Chinatown, china/town, there’s an interesting syntax in the name that contains a vast country into the small parameters of a town. As a more or less self-sustaining entity thriving amidst an alien environment, Chinatown does seem to contain and maintain a concentrated aura of “China”, whether this be a self-propogated caricature of itself offered up to tourists or an authentic extension of the sights, smells, scents of the “real”, geographical China, located half a globe away.

I’m interested in Chinatown for sentimental reasons, for its irresistible nostalgia, for the overwhelming affect it has on me when I enter that area. Affect is defined by Theresa Brennan as a material, physiological change that accompanies judgement and evaluation, a bodily response that precedes emotion. But it’s not so simple or binary as the environment that invades the individual, or the individual projecting onto the environment, because individuals have affective histories that incline them towards certain affects. As my childhood in China draws me to Chinatown.

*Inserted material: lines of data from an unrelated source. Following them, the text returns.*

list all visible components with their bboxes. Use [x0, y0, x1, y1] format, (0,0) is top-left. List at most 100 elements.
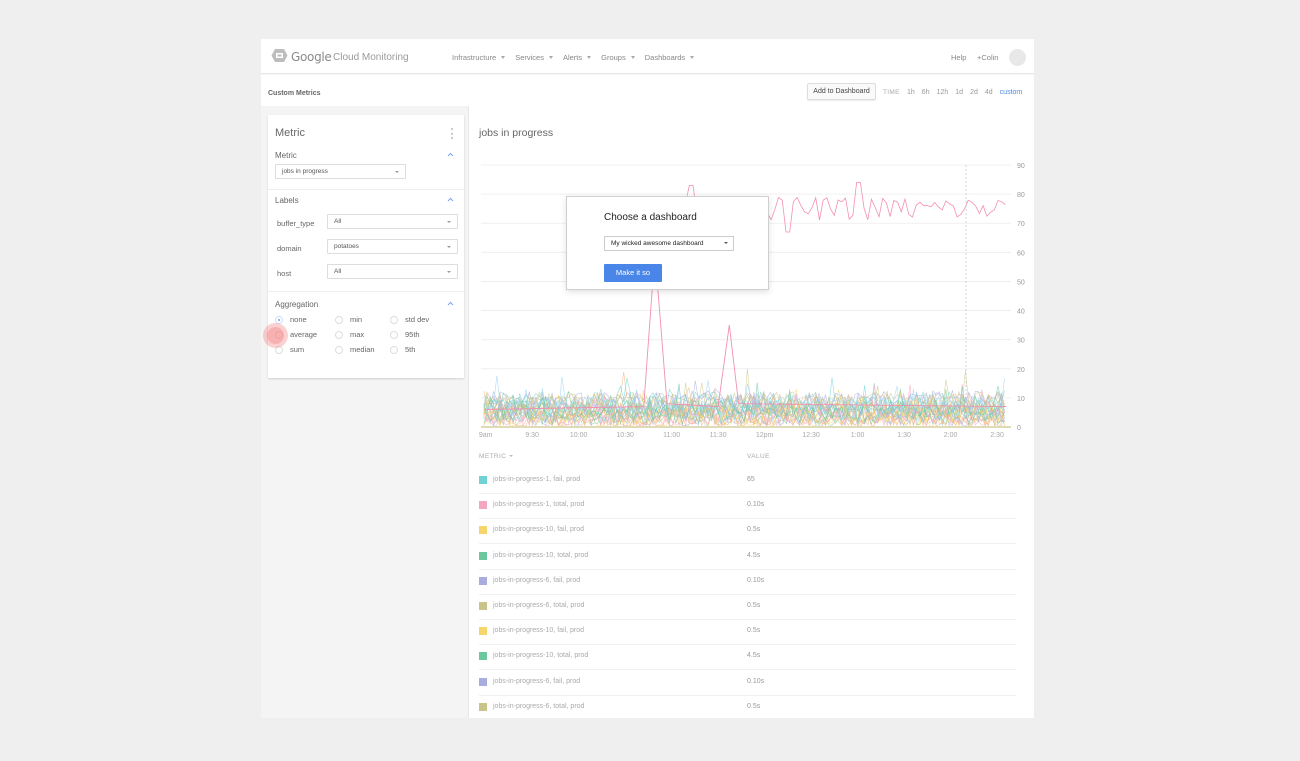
spike-series-line [485, 252, 1007, 410]
radio-std-dev[interactable]: std dev [390, 315, 429, 324]
metric-name: jobs-in-progress-10, total, prod [493, 551, 589, 559]
time-option-1d[interactable]: 1d [955, 89, 964, 96]
x-tick-label: 9:30 [525, 432, 539, 439]
label-name-buffer-type: buffer_type [277, 219, 315, 228]
radio-min[interactable]: min [335, 315, 362, 324]
nav-label: Services [515, 53, 544, 62]
chevron-down-icon [447, 271, 451, 273]
time-option-12h[interactable]: 12h [936, 89, 949, 96]
metric-select-value: jobs in progress [282, 168, 328, 175]
top-nav-bar: Google Cloud Monitoring Infrastructure S… [261, 39, 1034, 74]
aggregation-section-title: Aggregation [275, 300, 319, 309]
nav-alerts[interactable]: Alerts [562, 53, 592, 62]
radio-label: sum [290, 345, 305, 354]
radio-label: average [290, 330, 318, 339]
metric-name: jobs-in-progress-6, total, prod [493, 602, 585, 609]
make-it-so-button[interactable]: Make it so [604, 264, 662, 282]
table-row[interactable]: jobs-in-progress-6, total, prod 0.5s [479, 595, 1016, 620]
x-tick-label: 10:30 [616, 432, 634, 439]
table-row[interactable]: jobs-in-progress-10, total, prod 4.5s [479, 645, 1016, 671]
nav-label: Alerts [562, 53, 583, 62]
time-option-6h[interactable]: 6h [921, 89, 930, 96]
labels-section-title: Labels [275, 196, 299, 205]
dialog-title: Choose a dashboard [604, 212, 697, 223]
radio-5th[interactable]: 5th [390, 345, 415, 354]
radio-sum[interactable]: sum [275, 345, 304, 354]
table-row[interactable]: jobs-in-progress-6, total, prod 0.5s [479, 696, 1016, 718]
metric-name: jobs-in-progress-10, fail, prod [493, 526, 585, 534]
radio-95th[interactable]: 95th [390, 330, 420, 339]
column-header-metric[interactable]: METRIC [479, 453, 514, 460]
line-chart[interactable]: 0 10 20 30 40 50 60 70 80 90 9am 9:30 10:00 10:30 11:0… [471, 157, 1031, 442]
x-tick-label: 11:00 [663, 432, 680, 439]
more-options-icon[interactable] [451, 128, 454, 139]
metric-value: 4.5s [747, 551, 761, 559]
metric-value: 0.5s [747, 702, 761, 710]
noise-series-line [483, 370, 1005, 413]
nav-services[interactable]: Services [515, 53, 553, 62]
nav-dashboards[interactable]: Dashboards [644, 53, 695, 62]
table-row[interactable]: jobs-in-progress-1, total, prod 0.10s [479, 494, 1016, 520]
choose-dashboard-dialog: Choose a dashboard My wicked awesome das… [566, 196, 769, 290]
metric-name: jobs-in-progress-1, total, prod [493, 501, 585, 509]
nav-infrastructure[interactable]: Infrastructure [452, 53, 506, 62]
table-row[interactable]: jobs-in-progress-6, fail, prod 0.10s [479, 671, 1016, 696]
chevron-down-icon [630, 56, 635, 59]
host-select[interactable]: All [327, 264, 458, 279]
radio-dot [390, 345, 398, 354]
domain-select[interactable]: potatoes [327, 239, 458, 254]
chevron-up-icon[interactable] [447, 196, 454, 203]
y-tick-label: 60 [1017, 250, 1025, 257]
radio-label: median [350, 345, 375, 354]
table-row[interactable]: jobs-in-progress-1, fail, prod 65 [479, 469, 1016, 494]
radio-dot [275, 315, 283, 324]
table-row[interactable]: jobs-in-progress-10, fail, prod 0.5s [479, 519, 1016, 545]
add-to-dashboard-button[interactable]: Add to Dashboard [807, 83, 876, 100]
table-row[interactable]: jobs-in-progress-10, fail, prod 0.5s [479, 620, 1016, 646]
noise-series-line [483, 388, 1005, 424]
radio-median[interactable]: median [335, 345, 375, 354]
radio-average[interactable]: average [275, 330, 317, 339]
metric-name: jobs-in-progress-6, total, prod [493, 702, 585, 710]
radio-max[interactable]: max [335, 330, 364, 339]
time-option-custom[interactable]: custom [999, 89, 1023, 96]
page-title: Custom Metrics [268, 90, 321, 97]
y-tick-label: 40 [1017, 309, 1025, 316]
help-link[interactable]: Help [951, 53, 967, 62]
y-tick-label: 10 [1017, 396, 1025, 403]
avatar[interactable] [1009, 49, 1026, 66]
chevron-down-icon [447, 246, 451, 248]
noise-series-line [483, 380, 1005, 414]
y-tick-label: 80 [1017, 192, 1025, 199]
metric-name: jobs-in-progress-6, fail, prod [493, 677, 581, 685]
y-tick-label: 30 [1017, 338, 1025, 345]
time-option-4d[interactable]: 4d [984, 89, 993, 96]
table-row[interactable]: jobs-in-progress-6, fail, prod 0.10s [479, 570, 1016, 595]
x-tick-label: 2:00 [944, 432, 958, 439]
radio-dot [390, 330, 398, 339]
metric-select[interactable]: jobs in progress [275, 164, 406, 179]
radio-none[interactable]: none [275, 315, 307, 324]
chevron-down-icon [548, 56, 553, 59]
chevron-up-icon[interactable] [447, 151, 454, 158]
column-header-value[interactable]: VALUE [747, 453, 770, 460]
chevron-down-icon [587, 56, 592, 59]
y-tick-label: 50 [1017, 279, 1025, 286]
nav-groups[interactable]: Groups [601, 53, 635, 62]
y-tick-label: 70 [1017, 221, 1025, 228]
metric-name: jobs-in-progress-6, fail, prod [493, 576, 581, 584]
chevron-up-icon[interactable] [447, 300, 454, 307]
x-tick-label: 11:30 [710, 432, 727, 439]
y-tick-label: 0 [1017, 425, 1021, 432]
app-window: Google Cloud Monitoring Infrastructure S… [261, 39, 1034, 718]
time-option-1h[interactable]: 1h [907, 89, 915, 96]
time-option-2d[interactable]: 2d [970, 89, 978, 96]
user-link[interactable]: +Colin [977, 53, 999, 62]
buffer-type-select[interactable]: All [327, 214, 458, 229]
metric-value: 4.5s [747, 652, 761, 660]
nav-label: Dashboards [644, 53, 686, 62]
dashboard-select[interactable]: My wicked awesome dashboard [604, 236, 734, 251]
table-row[interactable]: jobs-in-progress-10, total, prod 4.5s [479, 545, 1016, 570]
x-tick-label: 2:30 [990, 432, 1004, 439]
x-tick-label: 1:30 [897, 432, 911, 439]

But I’m also interested in the concept of boundaries, which Theresa Brennan describes as the denial of the transmission of affect. The differences between the modern Western fixation with personal boundaries, “securing a private fortress”, and the unique boundaries Chinatown forms within itself, and the boundaries it forms with the rest of the city. Boundaries that invoke the idea of Bennett’s vibrant media, objects with recalcitrance and resistance to their contexts.The dilapidated buildings, the fish whose heads are cut off in front of you in the market. All things with their own vitality, their own inertia of presence. For what is Chinatown but resistant to geographical difference, doggedly itself, imbued with its own thriving agency. (Or at least one would think so, but this too must be modified in the context of the current real estate market and gentrification, which, again, just reinstates the agency of other forces, other objects, and the mutual interactions and interdependences Bennett would also call assemblages). How far can the transmission of affect be denied, can Chinatown exist as an assemblage itself but also as part of the assemblage of the city, and of the world?

Patricia Lin


~ by Pat on September 22, 2015.

4 Responses to “china/town”

  1. 3. This post is the strongest for me.

    I think there is a big strength in the way that this post just draws me in at immediate interaction. It’s short, it’s condensed, but packed with powerful thoughts and the questions and thought flow so well for me as a reader.

    I like the descriptive factors that add to your description of vitality: the fish heads, talking about the real estate market, and “securing a private fortress”. It’s powerful imagery that moves me, especially as I bring my history of being Chinese American, I believe I’m drawn to your post the way you’re drawn to chinatown.

  2. I found yours both most well-composed and strongest. It’s hard to describe why your post connected with me most, but I thought the way you composed your post really showed that this was a place that you connected with emotionally. I think the genuine interest, the introspective tone and the way you apply the reading to the imageries of Chinatown really make sense together– and perhaps I am biased as well, since I also connect with this ecology emotionally and I am curious to see how your project will progress.

  3. Hi Patricia,

    I believe your post was composed very well. I love how you juxtapose the concepts of authenticity and caricature when you describe Chinatown and how it can be both of those things. It really made me think about how Chinatown is like a whole different world inside of NYC. And your descriptions really showed how each individual thing that can be seen in Chinatown is what contributes to “its own thriving agency.” Great post!


  4. The style of this post stuck out to me. First, because of the title “china/town” as I have never seen it written like this before. Although the post is short and sweet, it is extremely dense with imagery such as “the dilapidated buildings, the fish whose heads are cut off in front of you in the market.” I really enjoyed the composition of this post as the writing flows very well and yet the points you trying to make are clear and sophisticated.